How David Hasselhoff helped bring down the Berlin Wall

Maybe it was a case of being in the right place at the right time. Maybe it was destiny.

Whatever the reasons, David Hasselhoff has inexorably linked with one of the most iconic and memorable moments of the 20th century - the fall of the Berlin Wall.

[Related story: The rise and fall of the Berlin wall]

The star of 'Baywatch', 'Knight Rider', and more recently 'Dodgeball' and, umm, the ‘Keith Lemon Movie', has this weekend aligned himself with a campaign to keep one of the last remaining sections of the wall from being moved by developers who want to make way for access to a new luxury housing development.

“It's like tearing down an Indian burial ground. It's a no-brainer,” he said.

“This last piece of the wall is really sacred. It's about people and it's about hearts that were broken, hearts that were torn apart and lives that were lost. That's what we're talking about today, not a piece of real estate.”

It was a typically emotive message from The Hoff.

But why has a man better known for wearing red swimming trunks, running in slow-motion, and passing his judgement on dancing dogs become synonymous with the smashing of communism in Eastern Europe and the end of the Cold War?

The whole thing seems to have been a combination of serendipity and timing.

It was his 1989 hit single 'Looking For Freedom' which seemed to resonate with the rising revolution in Germany, with its lyrics 'I've been lookin' for freedom/I've been lookin' so long/I've been lookin' for freedom/still the search goes on'.

It soon became something of an unlikely anthem for the reunification, and topped the German pop charts for eight weeks, while the album it featured on stayed at number one for three months.

Due to the song's growing popularity, he was invited to Berlin to perform it on New Year's Eve. He said that he would, but only if he could perform on the wall.

And, so Hasselhoff claims, after agreement between chancellor Helmut Kohl on the West side and Communist leader Erich Honecker on the East side, on New Year's Eve in 1989 he scaled the wall.

Straddling East and West Germany, he performed the song live to an estimated crowd of nearly one million on both sides of the wall.

“It was the first time Germany had been unified, and close to a million East and West German fans stood together in the freezing cold at midnight watching me perform. I was overcome with emotion,” he said.

The following year, the majority of the wall was torn down for good.

“I didn't realise the significance of 'Looking for Freedom' in east Germany until a few months ago,” he said this weekend.

“On my last tour there were thousands of Germans holding up signs saying 'We love you, thank you for Mauerfall [the fall of the wall]'.”

He has, however, been more explicit about his thoughts on his own involvement in the momentous occasion in the past, telling German magazine TV Spielfilm in 2004 that his contribution may not have been fully recognised.

“I find it a bit sad that there is no photo of me hanging on the walls in the Berlin Museum at Checkpoint Charlie,” he said. We don’t think he’s joking.

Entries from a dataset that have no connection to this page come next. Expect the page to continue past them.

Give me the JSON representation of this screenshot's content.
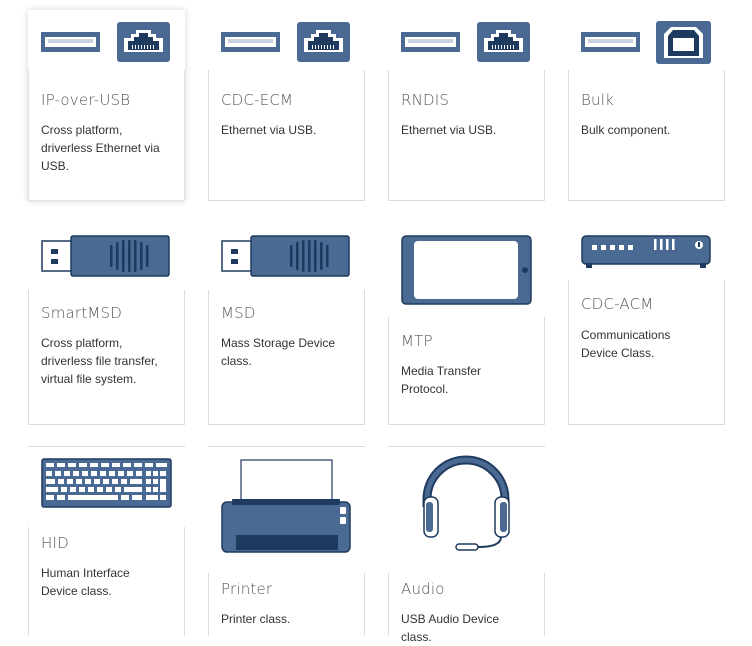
{
  "colors": {
    "icon_fill": "#4a6a93",
    "icon_dark": "#1f3a5f",
    "border": "#dcdcdc"
  },
  "cards": [
    {
      "title": "IP-over-USB",
      "description": "Cross platform, driverless Ethernet via USB.",
      "icon": "usb-ethernet-icon"
    },
    {
      "title": "CDC-ECM",
      "description": "Ethernet via USB.",
      "icon": "usb-ethernet-icon"
    },
    {
      "title": "RNDIS",
      "description": "Ethernet via USB.",
      "icon": "usb-ethernet-icon"
    },
    {
      "title": "Bulk",
      "description": "Bulk component.",
      "icon": "usb-b-connector-icon"
    },
    {
      "title": "SmartMSD",
      "description": "Cross platform, driverless file transfer, virtual file system.",
      "icon": "usb-stick-icon"
    },
    {
      "title": "MSD",
      "description": "Mass Storage Device class.",
      "icon": "usb-stick-icon"
    },
    {
      "title": "MTP",
      "description": "Media Transfer Protocol.",
      "icon": "tablet-icon"
    },
    {
      "title": "CDC-ACM",
      "description": "Communications Device Class.",
      "icon": "modem-icon"
    },
    {
      "title": "HID",
      "description": "Human Interface Device class.",
      "icon": "keyboard-icon"
    },
    {
      "title": "Printer",
      "description": "Printer class.",
      "icon": "printer-icon"
    },
    {
      "title": "Audio",
      "description": "USB Audio Device class.",
      "icon": "headset-icon"
    }
  ]
}
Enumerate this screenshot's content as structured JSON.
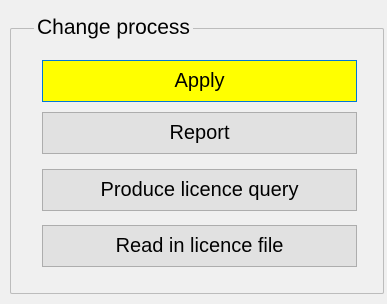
{
  "group": {
    "title": "Change process"
  },
  "buttons": {
    "apply": "Apply",
    "report": "Report",
    "licence_query": "Produce licence query",
    "read_licence": "Read in licence file"
  },
  "colors": {
    "apply_background": "#ffff00",
    "window_background": "#f0f0f0",
    "button_background": "#e1e1e1"
  }
}
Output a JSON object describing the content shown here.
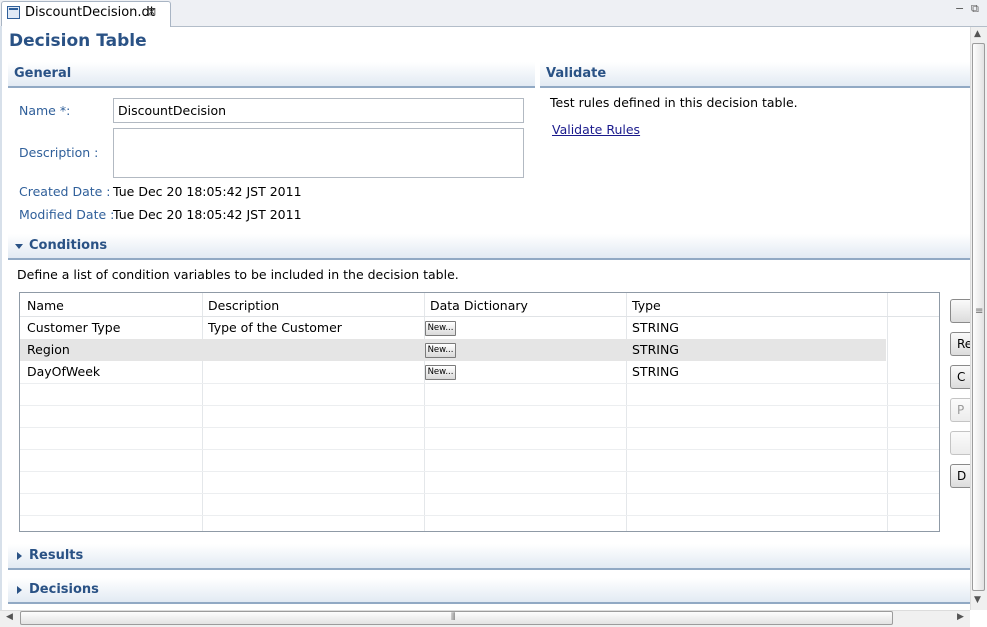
{
  "tab": {
    "label": "DiscountDecision.dt",
    "close_glyph": "⊠"
  },
  "window_controls": {
    "minimize": "−",
    "maximize": "⧉"
  },
  "page_title": "Decision Table",
  "general": {
    "title": "General",
    "name_label": "Name *:",
    "name_value": "DiscountDecision",
    "description_label": "Description :",
    "description_value": "",
    "created_label": "Created Date :",
    "created_value": "Tue Dec 20 18:05:42 JST 2011",
    "modified_label": "Modified Date :",
    "modified_value": "Tue Dec 20 18:05:42 JST 2011"
  },
  "validate": {
    "title": "Validate",
    "text": "Test rules defined in this decision table.",
    "link": "Validate Rules"
  },
  "conditions": {
    "title": "Conditions",
    "description": "Define a list of condition variables to be included in the decision table.",
    "columns": [
      "Name",
      "Description",
      "Data Dictionary",
      "Type"
    ],
    "rows": [
      {
        "name": "Customer Type",
        "description": "Type of the Customer",
        "dictionary": "New...",
        "type": "STRING"
      },
      {
        "name": "Region",
        "description": "",
        "dictionary": "New...",
        "type": "STRING"
      },
      {
        "name": "DayOfWeek",
        "description": "",
        "dictionary": "New...",
        "type": "STRING"
      }
    ],
    "side_buttons": [
      "",
      "Re",
      "C",
      "P",
      "",
      "D"
    ]
  },
  "results": {
    "title": "Results"
  },
  "decisions": {
    "title": "Decisions"
  },
  "scrollbar": {
    "grip": "≡",
    "hgrip": "⦀"
  },
  "colors": {
    "accent": "#2a5285",
    "selected_row": "#e5e5e5"
  }
}
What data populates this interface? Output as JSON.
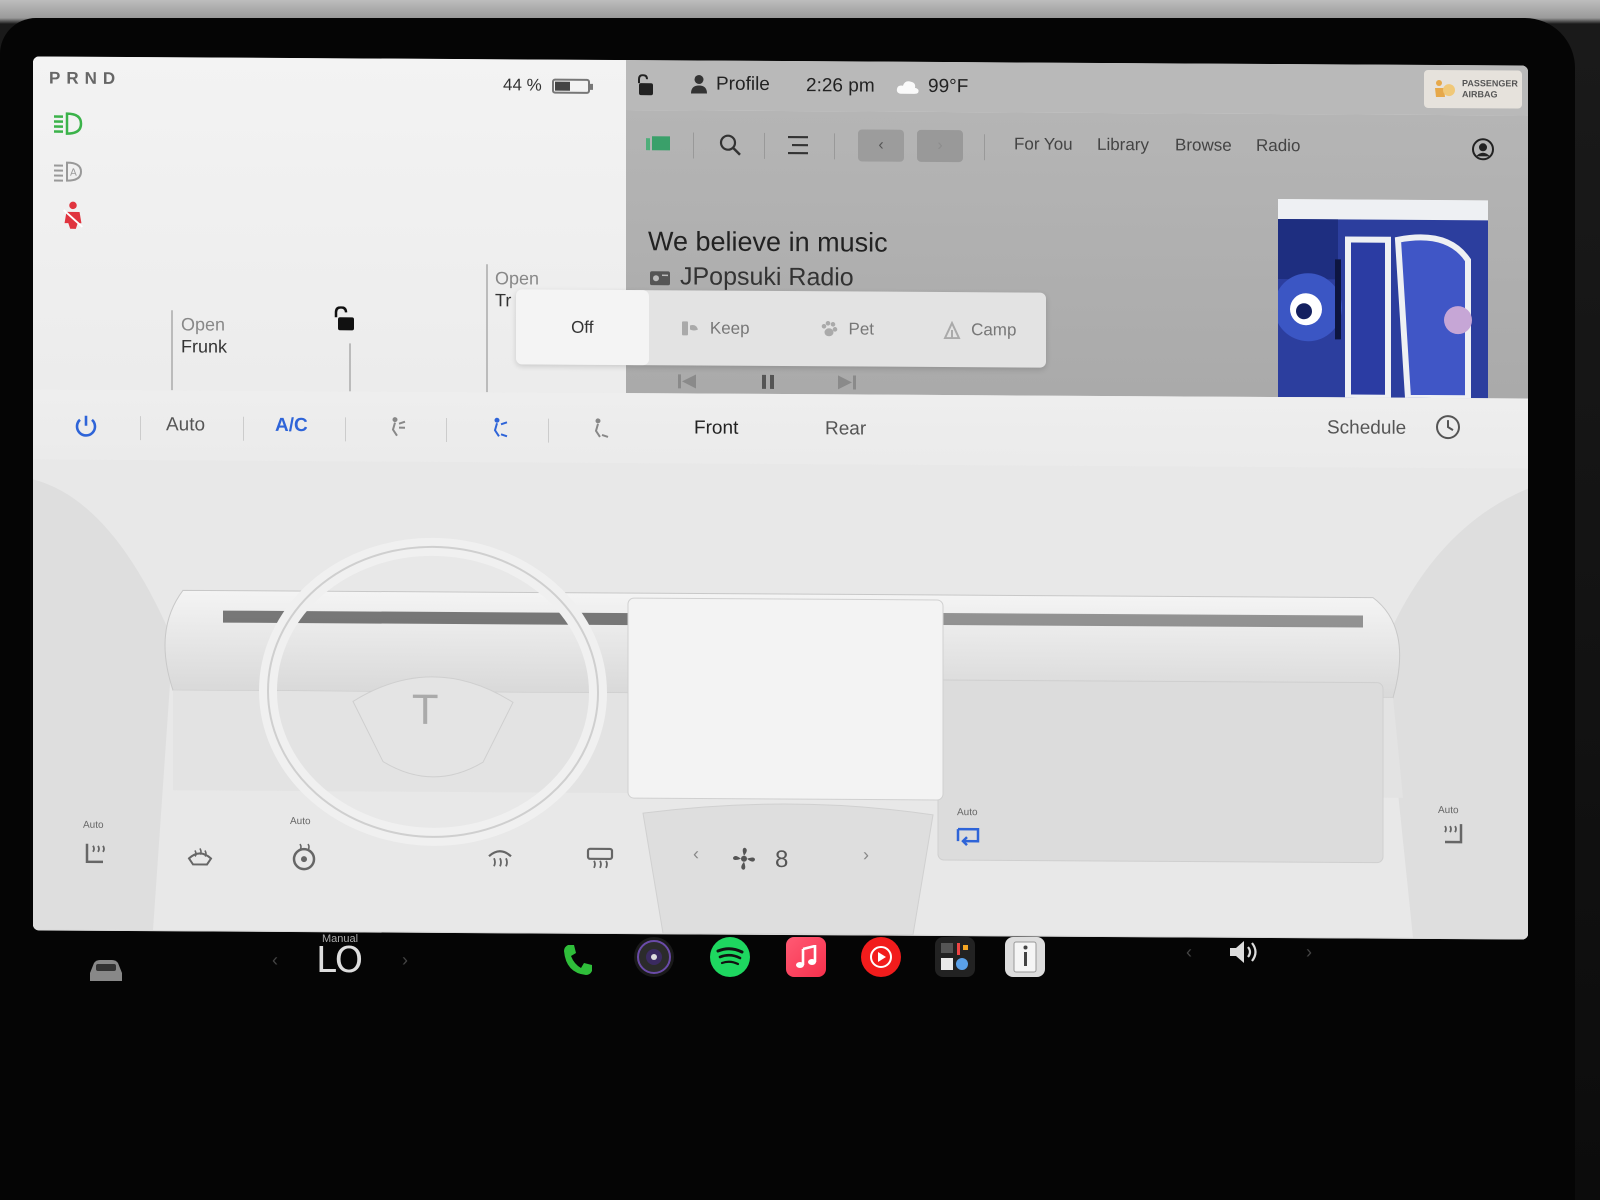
{
  "car": {
    "gear": "PRND",
    "battery_percent": "44 %",
    "battery_level": 0.44,
    "frunk_open": "Open",
    "frunk_label": "Frunk",
    "trunk_open": "Open",
    "trunk_label": "Tr"
  },
  "status_bar": {
    "profile_label": "Profile",
    "time": "2:26 pm",
    "temperature": "99°F",
    "airbag_line1": "PASSENGER",
    "airbag_line2": "AIRBAG"
  },
  "media": {
    "tabs": [
      "For You",
      "Library",
      "Browse",
      "Radio"
    ],
    "headline": "We believe in music",
    "station": "JPopsuki Radio"
  },
  "cabin_overheat": {
    "options": [
      "Off",
      "Keep",
      "Pet",
      "Camp"
    ],
    "selected": "Off"
  },
  "climate": {
    "auto_label": "Auto",
    "ac_label": "A/C",
    "front_label": "Front",
    "rear_label": "Rear",
    "schedule_label": "Schedule",
    "fan_speed": "8",
    "auto_small": "Auto",
    "accent_color": "#2e64d8"
  },
  "dock": {
    "temp_mode": "Manual",
    "temp_value": "LO",
    "apps": [
      "phone-icon",
      "camera-icon",
      "spotify-icon",
      "music-icon",
      "youtube-music-icon",
      "toybox-icon",
      "manual-icon"
    ]
  }
}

At least some Germans ARE in the joke on this slightly embarrassing episode from their recent history. In a tongue-in-cheek piece in Der Spiegel, titled ‘The Hasselhoff Blemish’, author Stephen Orth wrote:

“You ask [the German people] why it happened. You ask whether they supported it. Why they didn’t rebel against it? How could millions of people not see that they were wrong? Andreas from Berlin is a typical witness of the times. A mere 28 years old, his whole life will be marked by the mistakes of an entire nation - an occurrence that is singular in world history.

“I swear, I have no idea how a David Hasselhoff song could top the German charts for eight weeks in 1989,” he says.

Hasselhoff sang his anthemic single once again from the back of a van at the weekend, though whether it will be the power of song or the power of the people that will save what's left of the communist relic remains to be seen.